The Tshiamiso Trust has disbursed R1.5bn to eligible silicosis and TB claimants since it began processing claims in 2021. 

Describing this as a significant milestone, the trust said it represented payments for 16,417 eligible claims, and an additional R500m over the R1bn the trust announced it had paid in February 2023.

The trust was established to give effect to the settlement agreement reached between six mining companies and claimant attorneys in the historic silicosis and TB class action. 

The companies are African Rainbow Minerals, Anglo American South Africa, AngloGold Ashanti, Harmony Gold, Sibanye-Stillwater and Gold Fields. The trust is responsible for compensating all eligible current and former mineworkers across Southern Africa with permanent impairment due to silicosis or work-related TB, or their dependents where the mineworker has died. 

The trust said the highest concentration of payments was 44% in Lesotho, followed by the Eastern Cape at 28%.

“In specific numbers, 7,411 of Lesotho claims, valued at R658m, have been paid, and 4,476 claims valued at R424.4m were paid to Eastern Cape claimants” the trust said in a statement. 

The trust said it expanded its services to help claimants by setting up benefit medical examinations (BMEs) across Eswatini and Mozambique, which constituted the bulk of the remainder of the trust’s disbursements, with Botswana scheduled as the next focus area. Discussions were under way to enable expansion of services to Zimbabwe and Malawi. 

“Our data over these first three years of operating indicate that only 29% of claimants who have lodged claims have been found to have a compensable disease,” the trust’s CEO Dr Munyadziwa Kwinda said. 

He said this percentage was not indicative of the total number of mineworkers and former mineworkers with occupational lung diseases, because the trust deed not only excluded mineworkers who did not work at any of the qualifying mines in the qualifying periods, but also set out limited and strict criteria for eligibility. 

The trust said living claimants with silicosis was the only claim category that the trust could now certify with relative ease. 

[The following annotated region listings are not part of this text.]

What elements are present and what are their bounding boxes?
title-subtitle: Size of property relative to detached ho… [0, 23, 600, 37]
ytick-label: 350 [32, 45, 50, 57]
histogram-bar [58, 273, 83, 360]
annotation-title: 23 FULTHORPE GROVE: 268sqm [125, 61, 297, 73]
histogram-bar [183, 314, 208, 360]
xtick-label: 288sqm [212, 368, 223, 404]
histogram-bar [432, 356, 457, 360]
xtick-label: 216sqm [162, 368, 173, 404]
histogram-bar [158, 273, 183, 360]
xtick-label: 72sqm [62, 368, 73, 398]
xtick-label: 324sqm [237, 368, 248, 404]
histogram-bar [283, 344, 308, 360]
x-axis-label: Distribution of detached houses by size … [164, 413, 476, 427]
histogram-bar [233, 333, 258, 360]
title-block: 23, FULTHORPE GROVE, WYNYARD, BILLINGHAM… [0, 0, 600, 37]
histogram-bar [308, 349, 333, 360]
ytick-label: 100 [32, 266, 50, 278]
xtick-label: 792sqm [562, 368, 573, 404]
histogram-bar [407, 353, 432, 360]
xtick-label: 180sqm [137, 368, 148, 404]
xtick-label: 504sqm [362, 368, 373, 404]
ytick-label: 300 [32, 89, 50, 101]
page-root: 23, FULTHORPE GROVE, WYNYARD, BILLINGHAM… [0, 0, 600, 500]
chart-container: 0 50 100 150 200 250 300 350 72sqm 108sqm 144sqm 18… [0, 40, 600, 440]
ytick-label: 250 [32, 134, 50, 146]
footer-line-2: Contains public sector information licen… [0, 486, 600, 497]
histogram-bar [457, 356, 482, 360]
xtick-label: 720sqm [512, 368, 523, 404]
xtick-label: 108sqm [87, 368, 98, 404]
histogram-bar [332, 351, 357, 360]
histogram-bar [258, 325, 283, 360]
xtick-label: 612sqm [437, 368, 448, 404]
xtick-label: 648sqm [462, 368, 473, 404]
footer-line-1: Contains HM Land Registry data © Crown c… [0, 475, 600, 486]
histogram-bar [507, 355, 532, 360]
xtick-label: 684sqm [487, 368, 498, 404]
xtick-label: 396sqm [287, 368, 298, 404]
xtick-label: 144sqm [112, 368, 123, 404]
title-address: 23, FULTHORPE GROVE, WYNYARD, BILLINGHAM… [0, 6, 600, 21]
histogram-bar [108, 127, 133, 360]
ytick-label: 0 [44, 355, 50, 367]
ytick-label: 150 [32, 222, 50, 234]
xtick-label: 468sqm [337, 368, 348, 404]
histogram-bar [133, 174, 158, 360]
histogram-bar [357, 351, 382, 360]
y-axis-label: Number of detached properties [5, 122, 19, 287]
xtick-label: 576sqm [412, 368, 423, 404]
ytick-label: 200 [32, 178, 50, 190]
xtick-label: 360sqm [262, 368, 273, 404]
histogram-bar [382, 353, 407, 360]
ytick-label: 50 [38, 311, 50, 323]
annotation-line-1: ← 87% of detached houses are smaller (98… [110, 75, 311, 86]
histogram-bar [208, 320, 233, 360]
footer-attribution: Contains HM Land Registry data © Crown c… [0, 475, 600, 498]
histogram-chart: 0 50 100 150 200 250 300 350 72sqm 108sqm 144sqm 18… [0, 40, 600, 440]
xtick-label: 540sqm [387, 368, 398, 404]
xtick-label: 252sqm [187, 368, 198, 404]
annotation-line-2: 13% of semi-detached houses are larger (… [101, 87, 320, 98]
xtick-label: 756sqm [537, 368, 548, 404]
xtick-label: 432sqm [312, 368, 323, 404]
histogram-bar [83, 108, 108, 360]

It said progress remained slow for a significant number of claims for deceased mineworkers, living mineworkers seeking compensation for TB, and claims reliant on a prior Medical Bureau for Occupational Diseases certificate. 

The trust said one of the key challenges was that the trust deed required silicosis or pulmonary TB to be stated as the primary cause of death on an official death certificate or postmortem/autopsy report.

“In most cases across the Sadc region the medical cause of death is not included on official death certificates issued to families.” 

It said significant numbers of claimants became unreachable using the contact details provided at claim lodgement.

“This significantly delays progress and substantially contributes to the time it takes to process claims, with many failing to progress beyond stage 3, where the trust needs to book them for a BME, while many claims are not progressing beyond medical certification on stage 5, due to lack of documentation.”